To begin with, these protesting farmers demanded a waiver of loans and better prices for their harvest. But that is not the end, they said.

They want a say in trade policy which they think have a pro-consumer bias. They are aware of the bailout packages and bad debts of the industries. They ask questions how metropolitan bank branches advance agriculture credit even as tenant farmers borrow from moneylenders at exorbitant rates. They also ask why farmers should bear the burden of keeping food inflation in check.

“There is this new class of young farmers who can no longer be hoodwinked,” said Avik Saha, convener of the Jai Kisan Andolan, a farmer movement, on the sidelines of a protest in Delhi’s Jantar Mantar in July. “They are not your dhoti-clad, topi-wearing, hookah-smoking farmers… they have aspirations, they are educated and tech-savvy, they want a better quality of life while living in their villages.”

So, it does not come as a surprise to listen to a young farmer leader from Madhya Pradesh, Kedar Sirohi, astutely dissect the Centre’s flagship crop insurance scheme at a policy think-tank’s workshop in Delhi some days back. Armed with data and field insights, Sirohi told a top official of a public sector insurance company that the farmer will be better off if the government directly pays the farmer rather than subsidizing “ridiculously” high insurance premiums.

“In some districts of Rajasthan, the actuarial premiums are 50% (of sum assured). The insurance companies are pocketing that money. Do you think we are fools? Why don’t you give us that money and we won’t trouble you when the crop is lost?” Sirohi suggested.

When asked if the Madhya Pradesh government will waive farm loans (taking a cue from states like Uttar Pradesh, Madhya Pradesh, Punjab and Karnataka) to assuage farmers in a state where five died in a police firing in early June, Sirohi’s answer was a mix of strategy and humour.

“They will announce it next year just before the elections (in 2018). If they do it now—they will have to do it twice actually… once now, then again before the elections. They are not stupid.

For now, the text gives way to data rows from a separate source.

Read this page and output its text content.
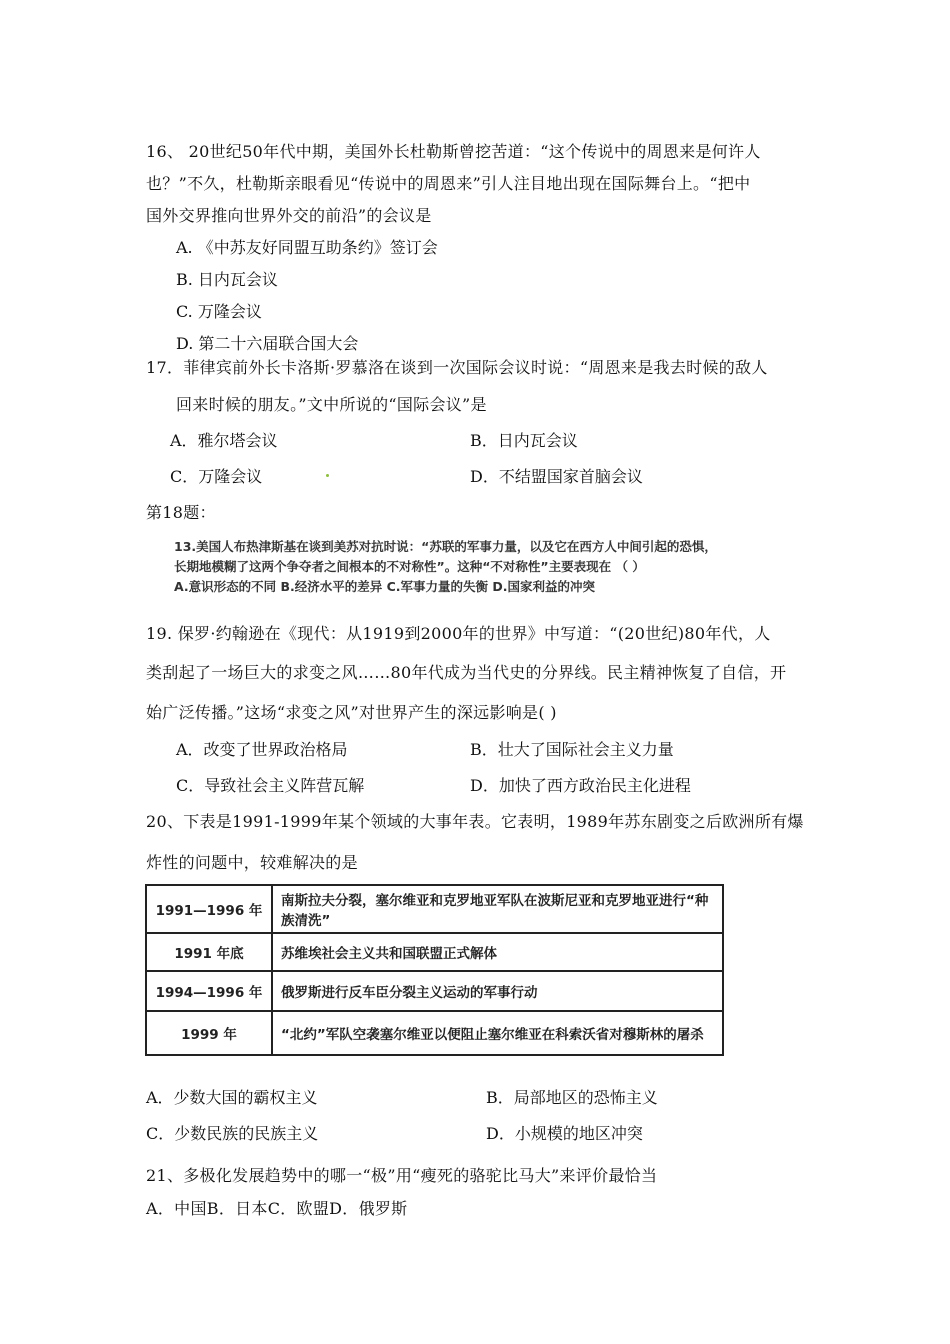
16、 20世纪50年代中期，美国外长杜勒斯曾挖苦道：“这个传说中的周恩来是何许人
也？”不久，杜勒斯亲眼看见“传说中的周恩来”引人注目地出现在国际舞台上。“把中
国外交界推向世界外交的前沿”的会议是
A. 《中苏友好同盟互助条约》签订会
B. 日内瓦会议
C. 万隆会议
D. 第二十六届联合国大会
17．菲律宾前外长卡洛斯·罗慕洛在谈到一次国际会议时说：“周恩来是我去时候的敌人
回来时候的朋友。”文中所说的“国际会议”是
A．雅尔塔会议	B．日内瓦会议
C．万隆会议	D．不结盟国家首脑会议
第18题：
13.美国人布热津斯基在谈到美苏对抗时说：“苏联的军事力量，以及它在西方人中间引起的恐惧，
长期地模糊了这两个争夺者之间根本的不对称性”。这种“不对称性”主要表现在 （ ）
A.意识形态的不同 B.经济水平的差异 C.军事力量的失衡 D.国家利益的冲突
19. 保罗·约翰逊在《现代：从1919到2000年的世界》中写道：“(20世纪)80年代，人
类刮起了一场巨大的求变之风……80年代成为当代史的分界线。民主精神恢复了自信，开
始广泛传播。”这场“求变之风”对世界产生的深远影响是( )
A．改变了世界政治格局	B．壮大了国际社会主义力量
C．导致社会主义阵营瓦解	D．加快了西方政治民主化进程
20、下表是1991-1999年某个领域的大事年表。它表明，1989年苏东剧变之后欧洲所有爆
炸性的问题中，较难解决的是
1991—1996 年	南斯拉夫分裂，塞尔维亚和克罗地亚军队在波斯尼亚和克罗地亚进行“种族清洗”
1991 年底	苏维埃社会主义共和国联盟正式解体
1994—1996 年	俄罗斯进行反车臣分裂主义运动的军事行动
1999 年	“北约”军队空袭塞尔维亚以便阻止塞尔维亚在科索沃省对穆斯林的屠杀
A．少数大国的霸权主义	B．局部地区的恐怖主义
C．少数民族的民族主义	D．小规模的地区冲突
21、多极化发展趋势中的哪一“极”用“瘦死的骆驼比马大”来评价最恰当
A．中国B．日本C．欧盟D．俄罗斯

Farmers are also not stupid… we will stop repaying loans ahead of the election and force the state government to give us a waiver,” Sirohi said.

Sirohi belongs to a new breed of young leaders who are avid farmers themselves and the recent round of unrest is grooming many like him: from horticulturalists in Maharashtra and potato farmers in Uttar Pradesh to avid social media campaigners like Ramandeep Mann, a Delhi-based marine engineer-turned-farm activist.

“The problem is farmers are yet to realise the power they have due to their large numbers… but just before pressing the button on the electronic voting machine a farmer forgets the identity of a farmer. He becomes a Hindu, a Muslim or one of his own caste… the day this changes things will be different and politicians will wake up to a different reality,” Mann told Mint, during a visit to meet potato growers in Haryana.

“And that is a project that can consume an entire generation,” said Yogendra Yadav, member of Jai Kisan Andolan, a pan-India farmers’ movement, and president of political party Swaraj Abhiyan. “What we have for now is a generational change… today’s angry young farmers have the rural experience and the urban exposure. They ask questions. They are seeking changes in policy.”